Помимо этого, Сталин и Кузнецов были еще и «отцами» будущего «крупного боевого корабля» времен «холодной войны» — абсолютно новой платформы, которая одним ударом могла выиграть войну. Речь идет об атомной подводной лодке.
Из Соединенных Штатов поступали тревожные сообщения разведки о том, что там идет строительство подводной платформы, не нуждающейся в пополнении запасов воздуха извне: действительно подводной лодки, использующей для работы силовой установки атомную энергию, и способной вырабатывать кислород и воду. После принятия 09.09.1952 г. ЦК КПСС специального постановления, в СССР ударными темпами начались работы по созданию атомной подводной лодки. Советская подводная лодка «Проект 627» была не просто копией американской ударной подводной лодки «Наутилус». Первоначально она задумывалась как стратегическая платформа для пуска одиночной атомной торпеды длиной 27 метров по главному городу вероятного противника, по Нью-Йорку.
ОЦЕНКА НАМЕРЕНИЙ СТАЛИНА
Если бы в начале 1950-х годов какой-нибудь западной спецслужбе удалось каким-то образом проведать тогдашние военно-морские планы Кремля, то подобное проникновение в замыслы советского руководства стало бы бесценным подарком для иностранных военных атташе в Москве. Но в теперешние времена нам известно, что тогда в советском ВМФ не нашлось предателя, знавшего так много, поэтому западным разведывательным службам оставалось максимально использовать те обрывки и кусочки информации, которые они могли собрать в закрытом обществе. В отличие от англичан, американский офис военно-морской разведки отнюдь не недооценивал советские планы относительно советского флота открытого моря. В начале 1946 г. он рассматривал СССР как потенциального соперника на просторах океанов:
«Говоря о силе флота Советской России, необходимо учитывать военно-морские позиции России в прошлом, сегодняшнее стремление стать морской державой, выраженное руководителем России, и будущий военно-морской потенциал Советского Союза. Все имеющиеся свидетельства говорят о том, что сегодняшний советский ВМФ унаследовал традиции «Большого флота» от его предшественников в императорской России. Географическое положение, промышленная мощь и престиж Советского Союза являются серьезной базой для становления в будущем морской державы. В связи с этим нынешний состав советского ВМФ следует оценивать как промежуточный этап в восстановлении военно-морской мощи России».
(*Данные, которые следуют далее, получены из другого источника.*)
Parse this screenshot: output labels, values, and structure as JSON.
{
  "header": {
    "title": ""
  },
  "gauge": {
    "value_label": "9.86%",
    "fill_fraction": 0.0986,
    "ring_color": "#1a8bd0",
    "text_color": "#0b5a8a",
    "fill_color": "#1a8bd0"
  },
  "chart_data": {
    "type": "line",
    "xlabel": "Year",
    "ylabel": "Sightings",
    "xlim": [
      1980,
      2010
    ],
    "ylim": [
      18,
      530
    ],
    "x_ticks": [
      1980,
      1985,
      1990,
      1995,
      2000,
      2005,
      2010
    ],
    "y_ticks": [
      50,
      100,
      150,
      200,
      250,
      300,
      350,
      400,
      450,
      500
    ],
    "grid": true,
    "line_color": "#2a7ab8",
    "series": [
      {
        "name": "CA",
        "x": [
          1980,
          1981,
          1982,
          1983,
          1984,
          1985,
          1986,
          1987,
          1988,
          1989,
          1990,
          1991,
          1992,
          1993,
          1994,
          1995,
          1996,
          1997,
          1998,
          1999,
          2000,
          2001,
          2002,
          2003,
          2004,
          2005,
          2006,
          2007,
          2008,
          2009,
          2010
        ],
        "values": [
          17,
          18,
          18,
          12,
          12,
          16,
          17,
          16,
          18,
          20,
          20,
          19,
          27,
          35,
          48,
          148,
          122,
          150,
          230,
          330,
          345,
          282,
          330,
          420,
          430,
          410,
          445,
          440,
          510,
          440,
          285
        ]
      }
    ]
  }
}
Для того чтобы отслеживать развитие обстановки в Советском Союзе, западные союзники использовали аналитические группы, укомплектованные из специалистов в разных областях науки и техники, персонал, производивший допросы, и данные агентурной разведки. В конце Второй мировой войны Соединенным Штатам и Великобритании досталась почти не пострадавшая разведывательная организация бывшего вермахта, которая действовала на Восточном фронте. Это была эффективная сеть, которую возглавлял немецкий генерал Рейнхарт Гелен. По мере усиления расхождения между Западом и Востоком значение «Организации Гелена» многократно возрастало, и вскоре она была реанимирована. Она стала активной разведывательной службой, руководимой первоначально ЦРУ и позднее, после подписания мирного договора, Федеративной Республикой Германией. Штаб-квартира организации находилась около Мюнхена, а сама организация вскоре стала называться «Бундеснахрихтендинст», «БНД». И все-таки основной объем информации шел от западных военных и военно-морских атташе, аккредитованных в Москве. Эти шпионы в военной форме входили в штат дипломатических миссий, посольств и консульств, разбросанных по всему миру, и занимались проверенной практикой, которую большинство стран использовали с девятнадцатого века.
Дополнительно к своим обязанностям дипломатического и связного характера, военные и военно-морские атташе есть глаза и уши разведывательных служб своей страны. Работа атташе — как и у журналиста — сообщать. Первый американский военно-морской атташе был отправлен за границу в 1882 г., когда был образован офис военно-морской разведки. Приказ тогдашнего министра ВМС США Уильяма Э. Чэндлера гласил: «Для того, чтобы собирать информацию... будет организован корпус корреспондентов в лице военно-морских атташе в наших дипломатических миссиях».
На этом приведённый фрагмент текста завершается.